Virtualization provides a partial answer to this problem as it allows the abstraction of the underlying hardware, presenting generic software-based hardware to the operating system. In other words, by means of virtualization, a specific physical computer can be made to look generic to an operating system.
There are many types of [virtualization](virt/lexicon#virtualization). Phyllome OS is primarily focused on paravirtualization, which assumes that an operating system running in a virtualized environment is aware of it. For any operating systems to run well in such an environment, one would only have to focus on developing and maintaining a set of generic drivers for virtual hardware, a task that is well under way for many popular operating systems, including Linux-based, Darwin-based or Windows NT-based operating systems
Virtualization, however, is only a partial answer to this problem. Allowing compatibility with physical hardware, including USB controllers or graphic cards, one would still need to use a base operating system that can provide software to drive these physical devices. Most Linux distributions, including as Fedora or Debian, ship with a large selection of such drivers, and as such represent another part of the solution to this problem. Moreover, for certain hardware such as Network Interface Cards (NICs), Linux drivers are now shipping first. In other words, the industry is developing drivers for Linux first, at least for certain categories of components
## In summary
Lets wrap it up: the idea behind Phyllome OS is to rely on Linux to provide drivers for specific hardware components and virtualization to provide a limited set of generic virtualized hardware that are already or could be made to work with most operating systems. The burden of hardware compatibility is put on Linux, freeing the operating system underneath, which would only need to provide generic virtual hardware drivers[^2].

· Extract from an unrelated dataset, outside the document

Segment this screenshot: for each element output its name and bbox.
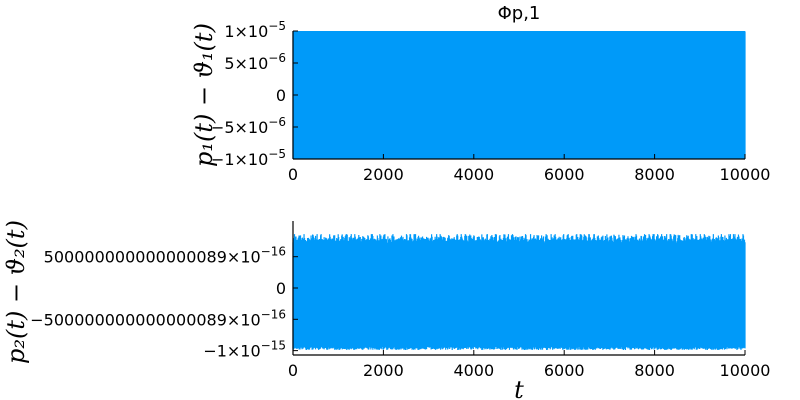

[^2]: For instance, to provide storage block capacity, a developer of a specific operating system like Sculpt OS or ReactOS would only need to develop support for virtio-blk for its environment, and resort to Linux to interact with the hardware directly.
Technically speaking, Phyllome OS is an operating system, a free and open source Linux distribution, a Fedora Remix based on Fedora Server designed to leverage hardware-assisted virtualization to run graphically-accelerated UNIX and non-UNIX-based operating systems locally, in a virtual machine, using off-the-shelf hardware and open source software.